Consider too the current adherents to the doctrine that one can be “misgendered” at birth, and this is the cause of one’s suicidal depression. If, like Michael Knowles, you reject this theory, they accuse you of wanting to kill them, even of “genocide.” And they become violent.

What is going on here? 

This illustrates the truth that humanistic psychology has stumbled upon: all mental illness is a loss of meaning. Aboriginal people call it “loss of soul.” The sufferer can make no sense of their experiences, and there seems to be no point to their life. This may come from being consistently “gaslit” in various ways growing up; it can come from a delusional or materialistic culture lacking plausible answers and explanations. It can come from being too intelligent to buy honestly the usual facile answers, which might be good enough to bamboozle most everyone else. 

Those who end up with a psychiatrist are healed, if and to the extent that they are healed, which is to say, almost never, by placebo effect. All psychiatric healing is faith healing. They are given some reasonably plausible explanation for their experience, some patchup to preserve the shared narrative, allowing them to limp on accepting that world view.

Precisely because the explanations psychiatry offers are limited and flimsy, just makeshift patches, alibis, people cling to them, and cannot stand questioning. They are hanging on desperately to their life raft. 

By contrast, any of the great world religions have developed, over the centuries, a comprehensive and persuasive account of the psyche and the cosmos. People who can accept one of them can be definitively cured of “mental illness.” And as world views, they are robust enough to easily stand questioning.

Why don’t people turn to religion in the first place? Not because the great religions are not plausible. That is an alibi. Unlike the new psychologies, they have satisfied the greatest minds of mankind for centuries, millennia: the Dantes, the Shakespeares, the Ngarjunas, the Hui Nengs. Religion is rejected by individuals for the same reason religion is on the decline generally in our society—leading to a rising tsunami of mental illness.

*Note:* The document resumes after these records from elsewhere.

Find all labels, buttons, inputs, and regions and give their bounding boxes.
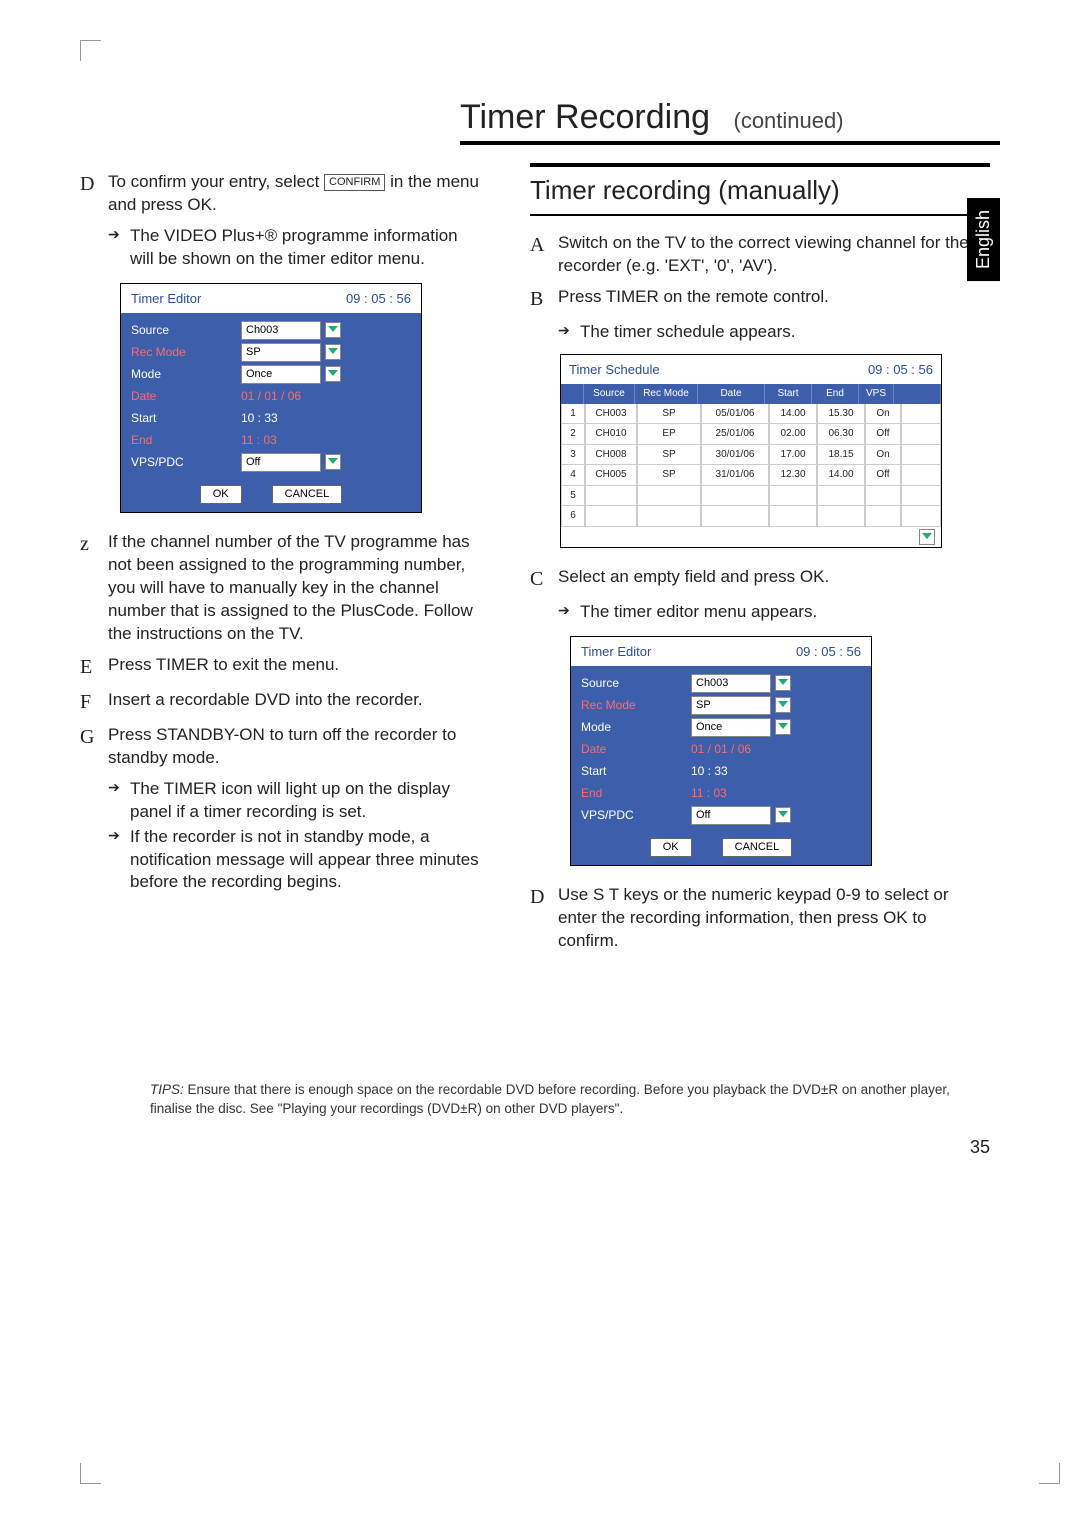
table-row[interactable]: 4CH005SP31/01/0612.3014.00Off <box>561 465 941 486</box>
schedule-header-row: Source Rec Mode Date Start End VPS <box>561 384 941 404</box>
dropdown-icon[interactable] <box>325 322 341 338</box>
step-e: E Press TIMER to exit the menu. <box>80 654 480 681</box>
timer-schedule-panel: Timer Schedule 09 : 05 : 56 Source Rec M… <box>560 354 942 548</box>
scroll-down-icon[interactable] <box>919 529 935 545</box>
tips-label: TIPS: <box>150 1082 184 1097</box>
source-field[interactable]: Ch003 <box>241 321 321 340</box>
timer-editor-panel: Timer Editor 09 : 05 : 56 SourceCh003 Re… <box>570 636 872 866</box>
end-value[interactable]: 11 : 03 <box>241 432 411 448</box>
editor-time: 09 : 05 : 56 <box>346 290 411 308</box>
table-row[interactable]: 2CH010EP25/01/0602.0006.30Off <box>561 424 941 445</box>
arrow-icon: ➔ <box>558 601 580 624</box>
dropdown-icon[interactable] <box>325 344 341 360</box>
step-g-sub2: ➔ If the recorder is not in standby mode… <box>108 826 480 895</box>
title-text: Timer Recording <box>460 98 710 136</box>
dropdown-icon[interactable] <box>775 697 791 713</box>
vps-field[interactable]: Off <box>241 453 321 472</box>
table-row[interactable]: 3CH008SP30/01/0617.0018.15On <box>561 445 941 466</box>
date-value[interactable]: 01 / 01 / 06 <box>241 388 411 404</box>
timer-editor-panel: Timer Editor 09 : 05 : 56 SourceCh003 Re… <box>120 283 422 513</box>
dropdown-icon[interactable] <box>325 454 341 470</box>
step-c: C Select an empty field and press OK. <box>530 566 990 593</box>
arrow-icon: ➔ <box>558 321 580 344</box>
right-column: Timer recording (manually) A Switch on t… <box>530 163 990 961</box>
title-rule <box>460 141 1000 145</box>
tips-footer: TIPS: Ensure that there is enough space … <box>80 1081 1000 1119</box>
dropdown-icon[interactable] <box>775 807 791 823</box>
ok-button[interactable]: OK <box>650 838 692 857</box>
recmode-field[interactable]: SP <box>241 343 321 362</box>
language-tab: English <box>967 198 1000 281</box>
step-f: F Insert a recordable DVD into the recor… <box>80 689 480 716</box>
arrow-icon: ➔ <box>108 225 130 271</box>
page-number: 35 <box>80 1137 1000 1158</box>
tips-text: Ensure that there is enough space on the… <box>150 1082 950 1116</box>
page-title: Timer Recording (continued) <box>80 98 1000 137</box>
step-c-sub: ➔ The timer editor menu appears. <box>558 601 990 624</box>
schedule-time: 09 : 05 : 56 <box>868 361 933 379</box>
step-g-sub1: ➔ The TIMER icon will light up on the di… <box>108 778 480 824</box>
mode-field[interactable]: Once <box>241 365 321 384</box>
ok-button[interactable]: OK <box>200 485 242 504</box>
cancel-button[interactable]: CANCEL <box>722 838 793 857</box>
table-row[interactable]: 6 <box>561 506 941 527</box>
step-z: z If the channel number of the TV progra… <box>80 531 480 646</box>
dropdown-icon[interactable] <box>775 719 791 735</box>
confirm-button-label: CONFIRM <box>324 174 385 191</box>
arrow-icon: ➔ <box>108 778 130 824</box>
table-row[interactable]: 5 <box>561 486 941 507</box>
step-d-sub: ➔ The VIDEO Plus+® programme information… <box>108 225 480 271</box>
crop-mark <box>80 1463 101 1484</box>
step-b: B Press TIMER on the remote control. <box>530 286 990 313</box>
step-b-sub: ➔ The timer schedule appears. <box>558 321 990 344</box>
start-value[interactable]: 10 : 33 <box>241 410 411 426</box>
title-continued: (continued) <box>734 108 844 133</box>
section-subhead: Timer recording (manually) <box>530 163 990 216</box>
schedule-title: Timer Schedule <box>569 361 660 379</box>
step-g: G Press STANDBY-ON to turn off the recor… <box>80 724 480 770</box>
editor-title: Timer Editor <box>131 290 201 308</box>
step-d: D To confirm your entry, select CONFIRM … <box>80 171 480 217</box>
arrow-icon: ➔ <box>108 826 130 895</box>
step-a: A Switch on the TV to the correct viewin… <box>530 232 990 278</box>
cancel-button[interactable]: CANCEL <box>272 485 343 504</box>
crop-mark <box>1039 1463 1060 1484</box>
step-d-right: D Use S T keys or the numeric keypad 0-9… <box>530 884 990 953</box>
table-row[interactable]: 1CH003SP05/01/0614.0015.30On <box>561 404 941 425</box>
dropdown-icon[interactable] <box>325 366 341 382</box>
dropdown-icon[interactable] <box>775 675 791 691</box>
left-column: D To confirm your entry, select CONFIRM … <box>80 163 480 961</box>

People fear religion because it requires an admission of divine justice, personal responsibility and possible guilt. Not even their own guilt, necessarily. Some are mentally ill to avoid admitting the guilt of a parent, or the government, or the society as a whole. The alternative may seem too personally threatening.

Psychiatry and psychology’s great selling point is that it promises healing without any reference to morality, responsibility, or guilt. It’s all just chemicals in the brain, say. Or misgendering. Or mere Oedipal fantasy. No fault no foul. 

The problem is, it does not work. This is why “mental illness” is rapidly becoming more common, more severe, and is now generally considered incurable.

The longer you deny guilt, in yourself or others, the crazier you get, and the stronger the fear of divine retribution gets. You start cutting off entire areas of thought, of conversation; you start unfriending and deplatforming even your closest and oldest friends, or closest relatives.

And that is where we are going as a society.